Lula como presidente nunca foi radical! Nunca propôs nada que alterasse a histórica desigualdade estrutural da sociedade brasileira. Nunca saiu da lógica hegemônica do (neo)liberalismo. A crença na ‘conciliação de classes’ (servir a todos ‘os senhores’) foi o seu guia. E, enquanto o contexto material deixou, não gerando crises para a acumulação, ele teve imenso sucesso.
“Ao seguir pagando religiosamente a dívida externa, reproduzindo a concentração de renda, freando a reforma agrária, militarizando a vida social e esfacelando os serviços públicos (para garantir a taxa de lucro das grandes corporações financeiras, industriais e do agronegócio), seus governos, assim como o primeiro de sua sucessora, Dilma Rousseff, fizeram o que era para ser feito, do ponto de vista dos de cima.” (Felipe Abranches Demier — Uerj e escritor)
Ao mesmo tempo, do ‘outro lado da moeda’, promoveu inclusão social, gerou muitos empregos, expandiu imensamente créditos, aumentou salários, muitos concursos públicos, avançou qualitativa e quantitativamente no âmbito da Educação, ampliou, em muito, as políticas de ações afirmativas. Terminou o segundo mandato com altíssimo nível de aprovação jamais visto. Parecia ter encontrado a ‘fórmula perfeita’ da paz social no capitalismo brasileiro.

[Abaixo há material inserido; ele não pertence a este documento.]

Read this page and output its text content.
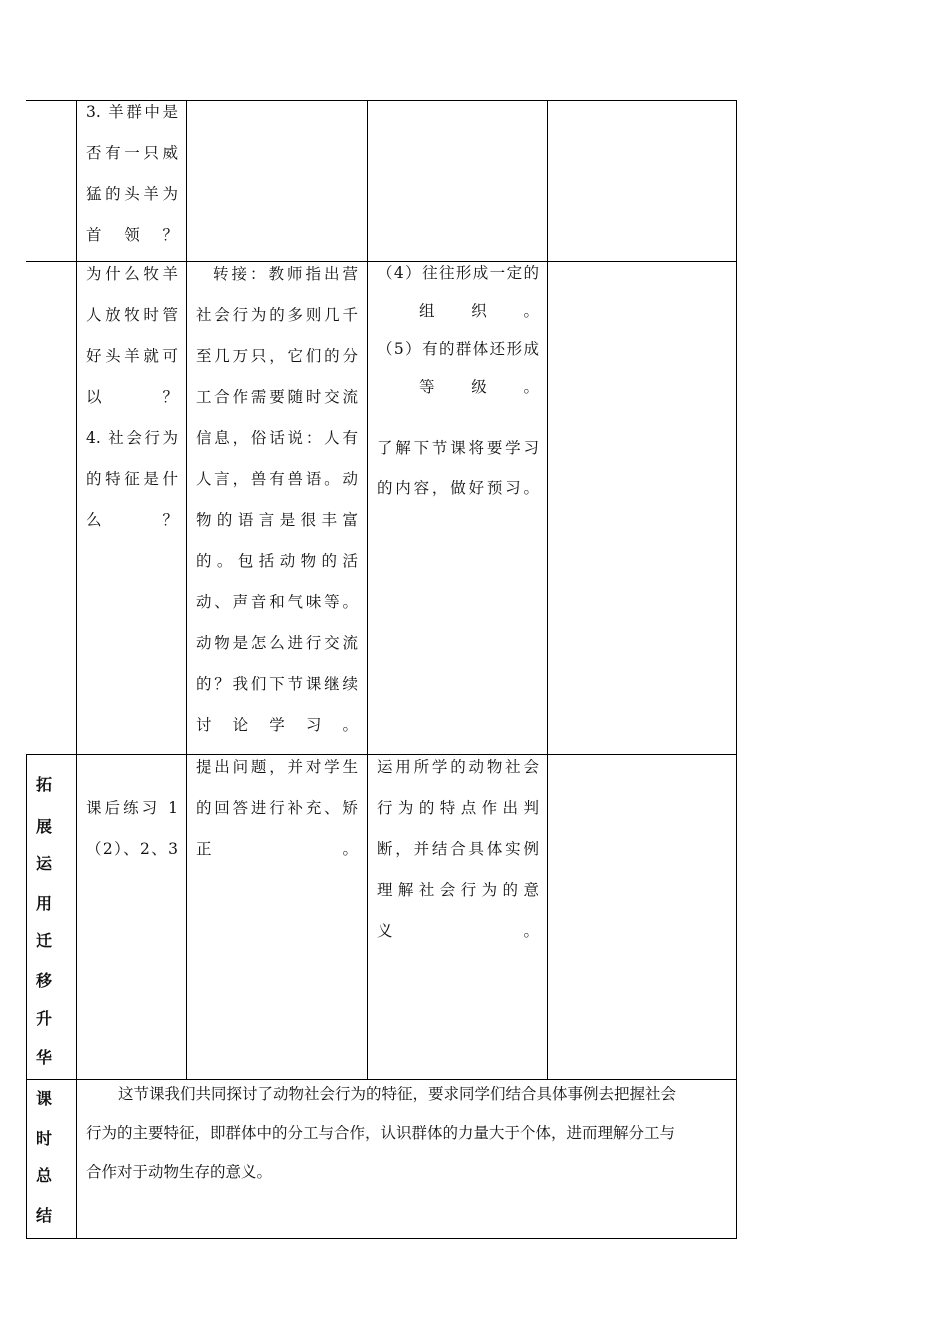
3. 羊群中是
否有一只威
猛的头羊为
首领？
为什么牧羊
人放牧时管
好头羊就可
以？
4. 社会行为
的特征是什
么？
转接：教师指出营
社会行为的多则几千
至几万只，它们的分
工合作需要随时交流
信息，俗话说：人有
人言，兽有兽语。动
物的语言是很丰富
的。包括动物的活
动、声音和气味等。
动物是怎么进行交流
的？我们下节课继续
讨论学习。
（4）往往形成一定的
组织。
（5）有的群体还形成
等级。
了解下节课将要学习
的内容，做好预习。
拓
展
运
用
迁
移
升
华
课后练习 1
（2）、2、3
提出问题，并对学生
的回答进行补充、矫
正。
运用所学的动物社会
行为的特点作出判
断，并结合具体实例
理解社会行为的意
义。
课
时
总
结
这节课我们共同探讨了动物社会行为的特征，要求同学们结合具体事例去把握社会
行为的主要特征，即群体中的分工与合作，认识群体的力量大于个体，进而理解分工与
合作对于动物生存的意义。
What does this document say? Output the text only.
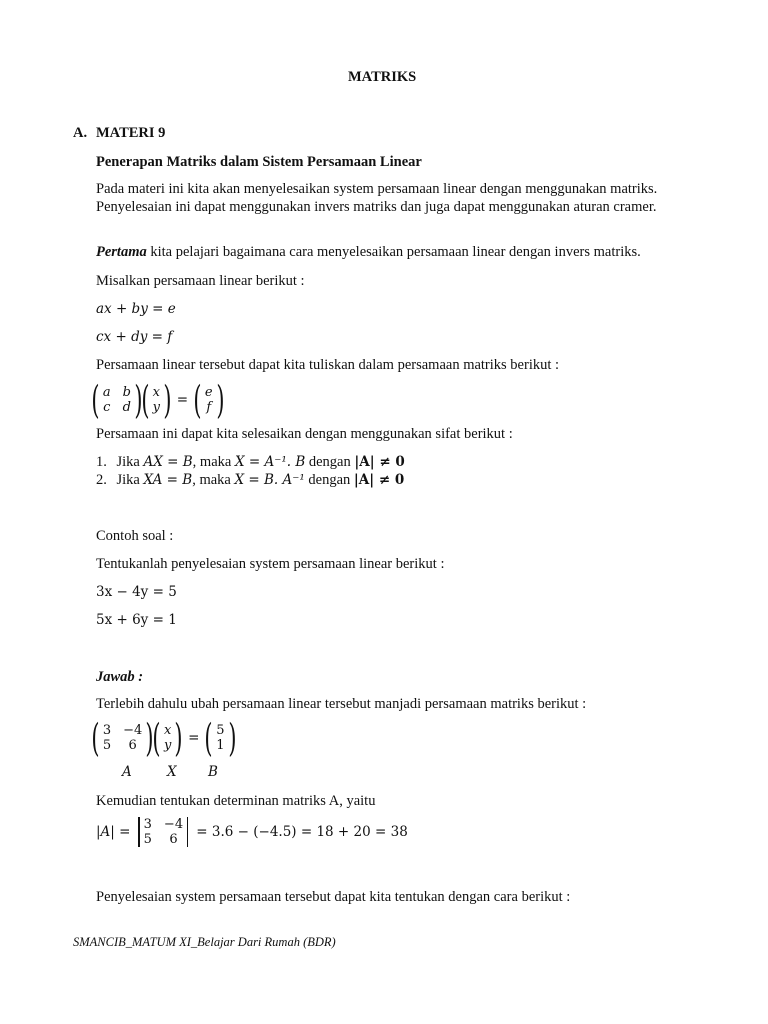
MATRIKS
A. MATERI 9
Penerapan Matriks dalam Sistem Persamaan Linear
Pada materi ini kita akan menyelesaikan system persamaan linear dengan menggunakan matriks. Penyelesaian ini dapat menggunakan invers matriks dan juga dapat menggunakan aturan cramer.
Pertama kita pelajari bagaimana cara menyelesaikan persamaan linear dengan invers matriks.
Misalkan persamaan linear berikut :
ax + by = e
cx + dy = f
Persamaan linear tersebut dapat kita tuliskan dalam persamaan matriks berikut :
( a b
c d )
( x
y ) = ( e
f )
Persamaan ini dapat kita selesaikan dengan menggunakan sifat berikut :
1. Jika AX = B, maka X = A⁻¹. B dengan |A| ≠ 0
2. Jika XA = B, maka X = B. A⁻¹ dengan |A| ≠ 0
Contoh soal :
Tentukanlah penyelesaian system persamaan linear berikut :
3x − 4y = 5
5x + 6y = 1
Jawab :
Terlebih dahulu ubah persamaan linear tersebut manjadi persamaan matriks berikut :
( 3 −4
5	6 )
( x
y ) = ( 5
1 )
A	X B
Kemudian tentukan determinan matriks A, yaitu
|A| = 3 −4
5	6	= 3.6 − (−4.5) = 18 + 20 = 38
Penyelesaian system persamaan tersebut dapat kita tentukan dengan cara berikut :
SMANCIB_MATUM XI_Belajar Dari Rumah (BDR)
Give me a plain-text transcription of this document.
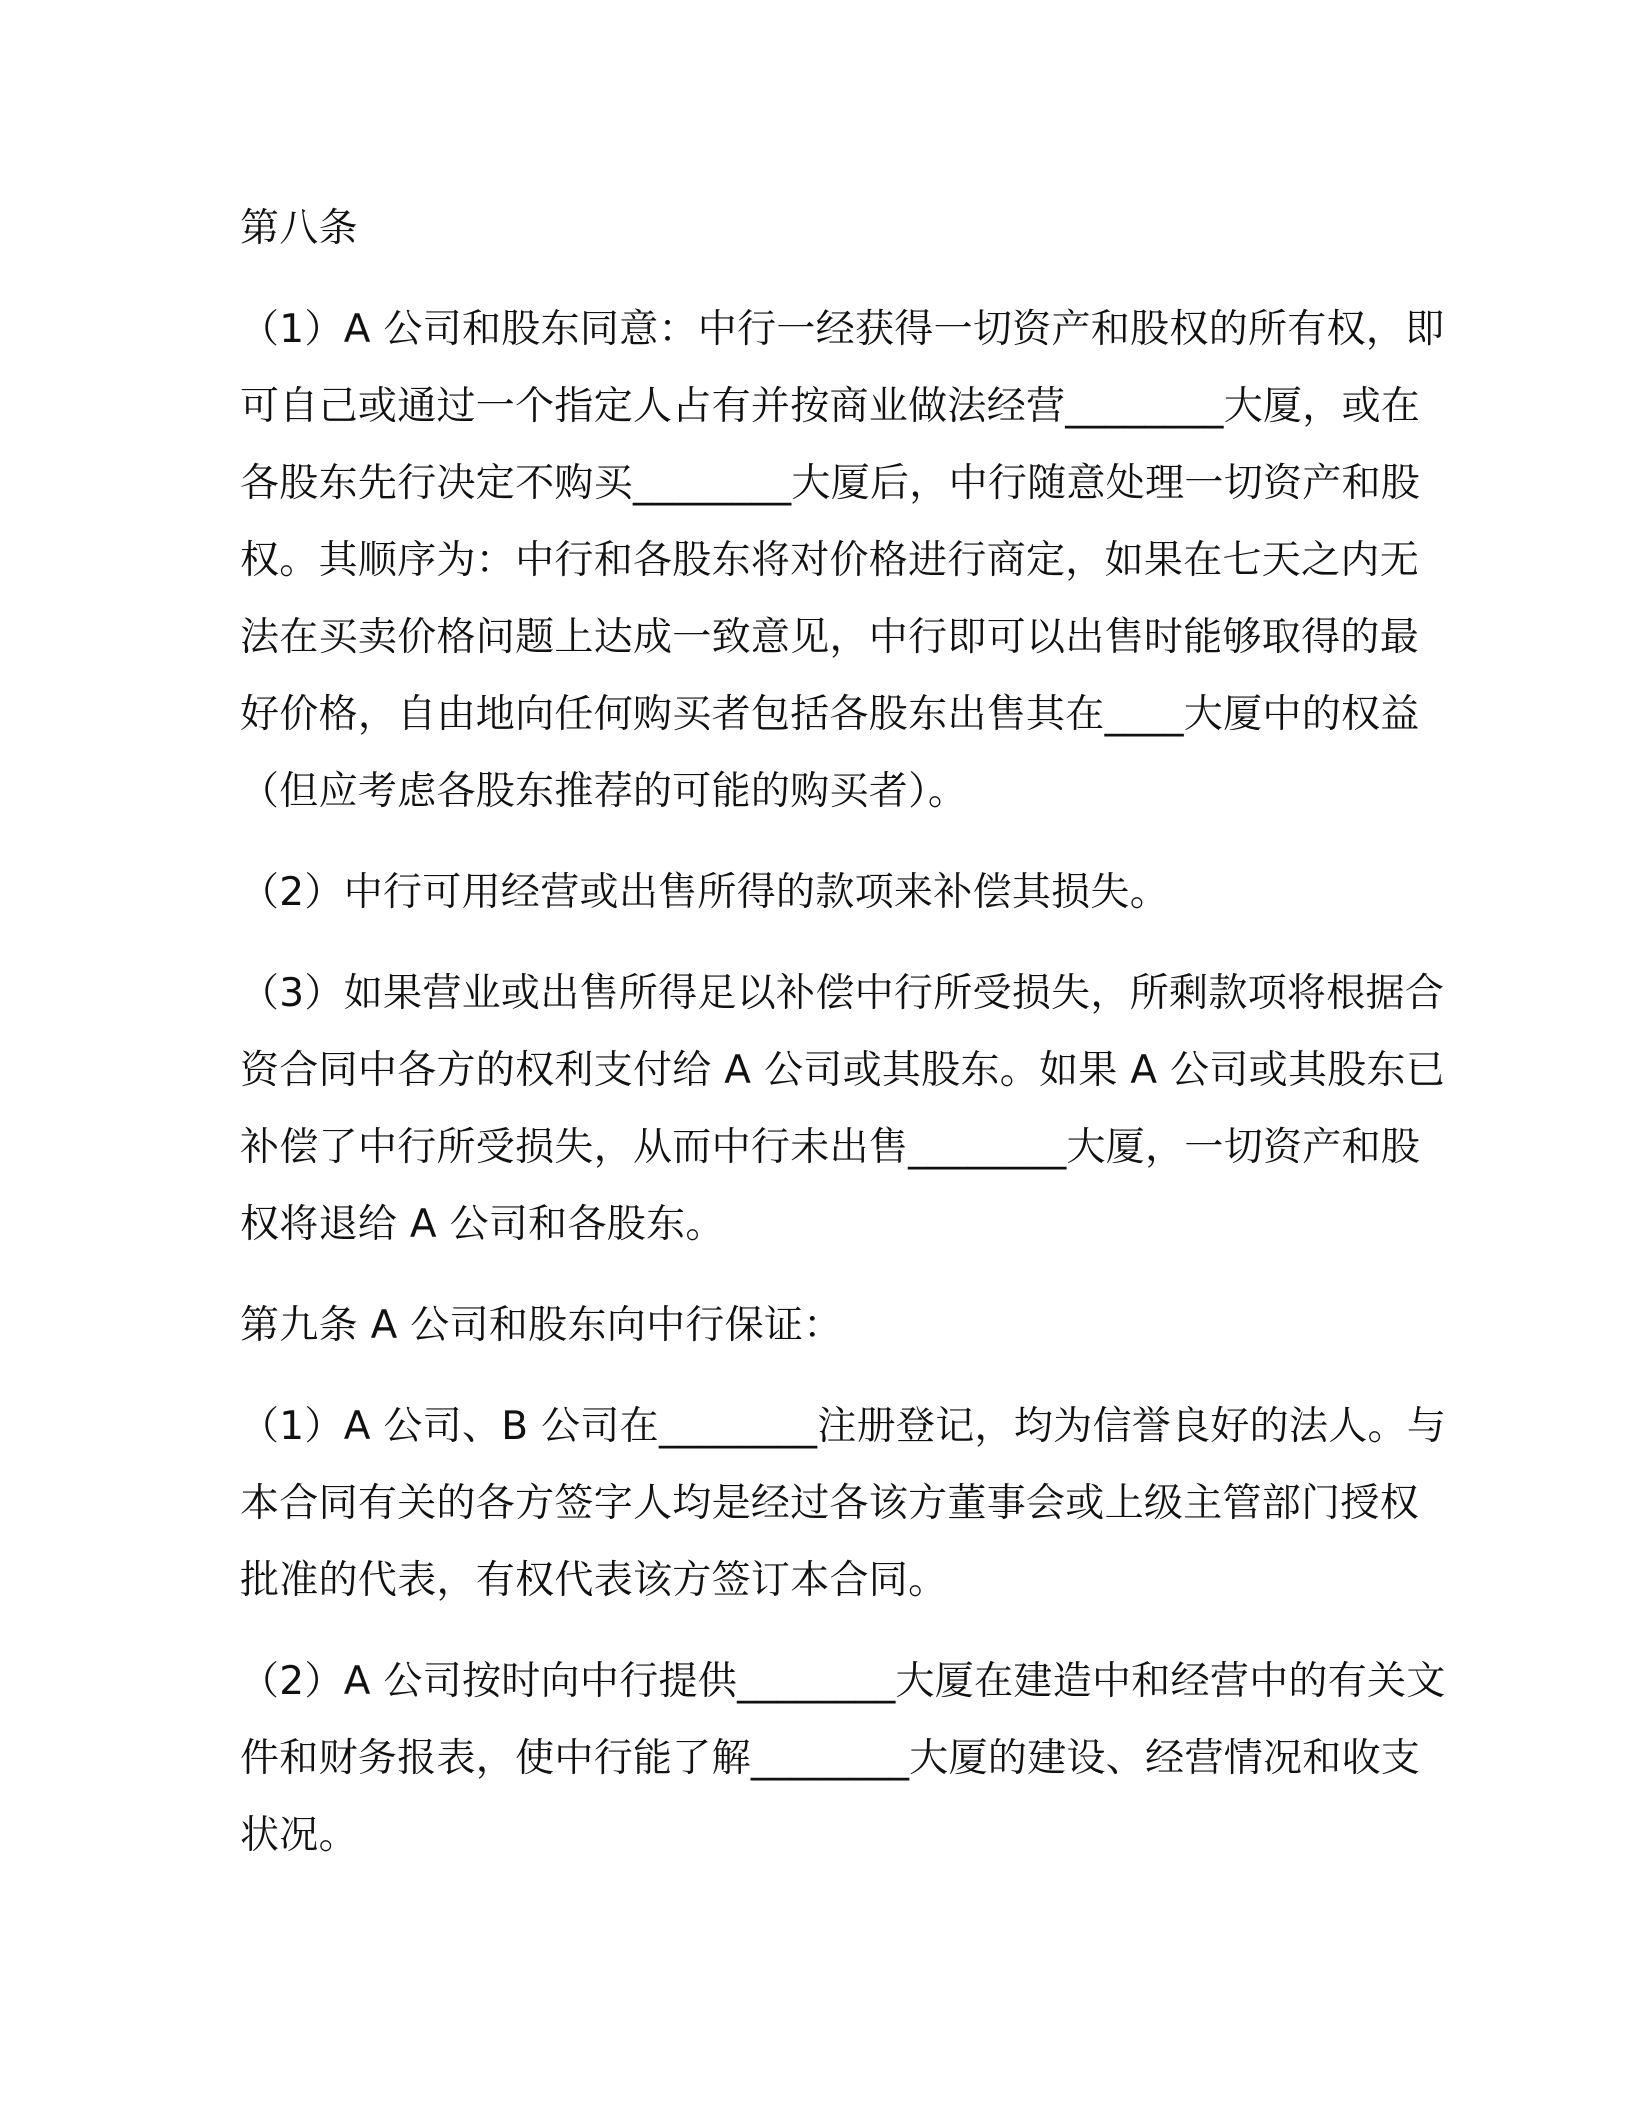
第八条

（1）A 公司和股东同意：中行一经获得一切资产和股权的所有权，即

可自己或通过一个指定人占有并按商业做法经营________大厦，或在

各股东先行决定不购买________大厦后，中行随意处理一切资产和股

权。其顺序为：中行和各股东将对价格进行商定，如果在七天之内无

法在买卖价格问题上达成一致意见，中行即可以出售时能够取得的最

好价格，自由地向任何购买者包括各股东出售其在____大厦中的权益

（但应考虑各股东推荐的可能的购买者）。

（2）中行可用经营或出售所得的款项来补偿其损失。

（3）如果营业或出售所得足以补偿中行所受损失，所剩款项将根据合

资合同中各方的权利支付给 A 公司或其股东。如果 A 公司或其股东已

补偿了中行所受损失，从而中行未出售________大厦，一切资产和股

权将退给 A 公司和各股东。

第九条 A 公司和股东向中行保证：

（1）A 公司、B 公司在________注册登记，均为信誉良好的法人。与

本合同有关的各方签字人均是经过各该方董事会或上级主管部门授权

批准的代表，有权代表该方签订本合同。

（2）A 公司按时向中行提供________大厦在建造中和经营中的有关文

件和财务报表，使中行能了解________大厦的建设、经营情况和收支

状况。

Continua Felipe A. Demier:
“…mostrou capacidade de gerir o capitalismo brasileiro melhor, e mais seguramente, do que as próprias representações políticas tradicionais da burguesia brasileira, e que, por isso, se tornou quase invencível no jogo eleitoral de nossa democracia liberal blindada. Não havia, àquela altura, naquela conjuntura, melhor forma de gestão da ordem capitalista num país atrasado, periférico e socialmente fraturado como o Brasil.”
Os quinto e sexto parágrafos desse artigo apontam a ruptura dessa conciliação! Registra os limites históricos desse ‘sexo sem amor’. E os desdobramentos, o ‘novo pacto com Supremo e tudo’, retiram as máscaras da compatibilidade de longa duração entre capital e trabalho. O impeachment da presidenta Dilma em 2016 foi o primeiro passo. Mas havia, paradoxalmente, um obstáculo maior a ser retirado — o Lula. Ora, a burguesia brasileira quer, por enquanto, continuar suas ações antirreformistas, dentro da ‘ordem e de seu progresso’. Mas tem as eleições de 2018. Que fazer? Agora, seu algoz, o ex-presidente, continua super bem nas pesquisas eleitorais.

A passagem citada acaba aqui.